I think it's good to keep that into account. Yes, there are lichen that colonize mossy areas and forest floors, like those pixie cup lichens, and most of them originate from a branch or bark somewhere on a tree. But in those spots on the floor, they are often not long lived. A single season, maybe three years if the moss doesn't crowd them out. The issue with our plants is that we water them, often, so moss doesn't always die back and the soil can be too damp for the lichen to stay upright.

Consider looking for lichen that grow on wood or rocks, this way you can just jam a few lichen covered branches or rocks into your moss and still have the looks but less of the hassle of trying to regulate their growth.
 
Hmm okay thanks for the input both so far .. as you can see this is getting into a mode of more and more detail and god I hate the term but “nuance” blahhh lol
 
I have successfully propagated lichen in a similar manner to how @Wires_Guy_wires describes, collecting as much of it as I can find, grinding/chopping it up, then spreading it over an area or rubbing it against objects I want the lichen to grow on. I've found that on tree bark where I want to try to grow lichen, I have good results by rubbing the lichen against the bark. The lichen I use is mostly stuff landing in my garden from nearby bigleaf maple / thuja / cottonwood / alder, so it might be tree friendly. Some of the trees I have from the mountains or from Telperion had significant lichen either on the topsoil/moss and/or bark, and that population has remained sustainable for years and seems to spread via spores.

Lichen takes some time to appear in my experience. Long enough that by the time it appears, I've forgotten when I applied the treatment.

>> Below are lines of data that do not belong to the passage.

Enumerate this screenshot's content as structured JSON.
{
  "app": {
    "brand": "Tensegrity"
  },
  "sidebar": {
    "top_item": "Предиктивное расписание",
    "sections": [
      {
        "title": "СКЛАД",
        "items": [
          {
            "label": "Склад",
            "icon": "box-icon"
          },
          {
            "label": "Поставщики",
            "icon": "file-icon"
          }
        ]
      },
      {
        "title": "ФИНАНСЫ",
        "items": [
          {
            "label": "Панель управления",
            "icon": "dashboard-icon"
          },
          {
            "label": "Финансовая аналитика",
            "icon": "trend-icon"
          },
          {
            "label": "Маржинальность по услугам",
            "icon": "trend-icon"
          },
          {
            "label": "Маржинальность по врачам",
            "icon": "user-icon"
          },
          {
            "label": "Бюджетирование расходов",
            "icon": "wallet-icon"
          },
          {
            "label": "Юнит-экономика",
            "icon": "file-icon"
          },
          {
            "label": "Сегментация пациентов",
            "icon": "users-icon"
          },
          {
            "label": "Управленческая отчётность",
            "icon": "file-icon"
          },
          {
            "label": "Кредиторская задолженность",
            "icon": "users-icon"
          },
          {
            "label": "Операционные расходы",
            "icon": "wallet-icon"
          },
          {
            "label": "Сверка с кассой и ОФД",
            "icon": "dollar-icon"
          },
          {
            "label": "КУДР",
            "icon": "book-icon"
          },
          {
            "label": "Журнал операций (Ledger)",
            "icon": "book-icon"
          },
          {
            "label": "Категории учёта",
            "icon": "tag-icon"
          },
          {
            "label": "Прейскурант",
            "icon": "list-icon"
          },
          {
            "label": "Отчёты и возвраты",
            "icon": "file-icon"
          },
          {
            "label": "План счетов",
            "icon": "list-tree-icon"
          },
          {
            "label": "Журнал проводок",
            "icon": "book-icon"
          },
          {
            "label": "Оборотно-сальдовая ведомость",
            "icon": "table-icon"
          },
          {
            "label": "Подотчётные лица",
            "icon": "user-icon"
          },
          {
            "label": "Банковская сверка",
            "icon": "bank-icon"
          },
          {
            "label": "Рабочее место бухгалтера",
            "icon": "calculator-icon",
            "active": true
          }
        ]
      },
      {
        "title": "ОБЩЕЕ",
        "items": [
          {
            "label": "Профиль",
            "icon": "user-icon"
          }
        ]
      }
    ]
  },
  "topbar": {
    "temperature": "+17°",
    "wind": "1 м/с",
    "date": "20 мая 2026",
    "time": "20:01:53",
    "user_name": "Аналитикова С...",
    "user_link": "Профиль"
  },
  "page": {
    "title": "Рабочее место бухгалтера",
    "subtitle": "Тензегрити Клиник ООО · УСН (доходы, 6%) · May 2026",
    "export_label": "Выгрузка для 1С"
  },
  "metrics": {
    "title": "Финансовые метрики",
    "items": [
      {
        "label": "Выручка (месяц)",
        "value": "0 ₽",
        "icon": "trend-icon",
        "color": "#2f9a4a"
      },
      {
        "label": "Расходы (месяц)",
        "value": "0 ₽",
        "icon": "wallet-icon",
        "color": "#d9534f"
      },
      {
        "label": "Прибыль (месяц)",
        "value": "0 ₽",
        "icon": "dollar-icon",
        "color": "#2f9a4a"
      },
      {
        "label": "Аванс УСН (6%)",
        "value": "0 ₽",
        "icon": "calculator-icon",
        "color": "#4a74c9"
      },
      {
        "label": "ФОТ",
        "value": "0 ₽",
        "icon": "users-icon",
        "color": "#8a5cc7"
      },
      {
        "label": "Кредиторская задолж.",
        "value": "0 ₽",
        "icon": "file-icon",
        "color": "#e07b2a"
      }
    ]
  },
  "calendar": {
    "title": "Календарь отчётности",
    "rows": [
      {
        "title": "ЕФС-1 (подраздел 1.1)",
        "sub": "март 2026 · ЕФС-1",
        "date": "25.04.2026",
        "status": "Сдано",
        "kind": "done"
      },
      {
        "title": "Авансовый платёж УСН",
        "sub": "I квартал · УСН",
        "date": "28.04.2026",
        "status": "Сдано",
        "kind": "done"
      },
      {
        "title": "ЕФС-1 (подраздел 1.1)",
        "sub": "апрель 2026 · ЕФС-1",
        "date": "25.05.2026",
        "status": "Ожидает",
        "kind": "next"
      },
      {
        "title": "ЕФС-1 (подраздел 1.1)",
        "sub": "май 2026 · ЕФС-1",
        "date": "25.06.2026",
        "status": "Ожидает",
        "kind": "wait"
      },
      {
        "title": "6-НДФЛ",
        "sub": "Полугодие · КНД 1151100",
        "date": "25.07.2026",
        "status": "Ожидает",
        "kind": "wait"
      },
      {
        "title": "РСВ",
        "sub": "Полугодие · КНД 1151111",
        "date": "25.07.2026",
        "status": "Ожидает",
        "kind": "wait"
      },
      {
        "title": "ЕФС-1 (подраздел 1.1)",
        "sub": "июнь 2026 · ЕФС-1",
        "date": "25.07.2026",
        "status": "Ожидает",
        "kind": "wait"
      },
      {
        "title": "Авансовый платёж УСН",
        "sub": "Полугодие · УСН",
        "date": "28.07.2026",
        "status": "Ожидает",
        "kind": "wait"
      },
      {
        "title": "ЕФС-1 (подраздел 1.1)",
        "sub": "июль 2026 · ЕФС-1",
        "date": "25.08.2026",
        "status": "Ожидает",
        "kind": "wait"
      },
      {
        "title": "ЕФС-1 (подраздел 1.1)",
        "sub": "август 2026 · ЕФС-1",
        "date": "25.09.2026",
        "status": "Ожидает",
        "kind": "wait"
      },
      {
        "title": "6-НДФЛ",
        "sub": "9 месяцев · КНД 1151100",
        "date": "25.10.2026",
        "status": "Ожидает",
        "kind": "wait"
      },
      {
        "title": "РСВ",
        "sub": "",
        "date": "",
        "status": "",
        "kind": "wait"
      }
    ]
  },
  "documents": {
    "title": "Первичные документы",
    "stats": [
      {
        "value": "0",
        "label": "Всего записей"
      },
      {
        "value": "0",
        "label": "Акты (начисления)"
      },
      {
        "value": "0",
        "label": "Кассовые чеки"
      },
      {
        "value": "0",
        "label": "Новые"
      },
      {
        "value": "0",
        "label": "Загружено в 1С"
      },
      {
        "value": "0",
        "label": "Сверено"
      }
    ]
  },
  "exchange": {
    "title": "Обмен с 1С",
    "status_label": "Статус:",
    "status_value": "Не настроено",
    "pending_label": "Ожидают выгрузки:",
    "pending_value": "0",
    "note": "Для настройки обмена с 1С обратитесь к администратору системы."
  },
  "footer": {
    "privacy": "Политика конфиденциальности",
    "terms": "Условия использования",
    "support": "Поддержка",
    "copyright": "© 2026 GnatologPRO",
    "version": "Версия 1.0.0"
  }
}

I haven't yet tried propagating any of the lichen that live on stone, sidewalks, sewer infra, etc and in my neighborhood there are many of those. Would be really cool to get lichen to densely cover a whole rock.
 
Ok but did you collect the lichen and the moss like that and it just grew ??
I’ll be in the forest and mountains this weekend so I’m definitely going to collect

Can’t really remember to be honest but I think the lichen was growing separate from the moss when I collected it.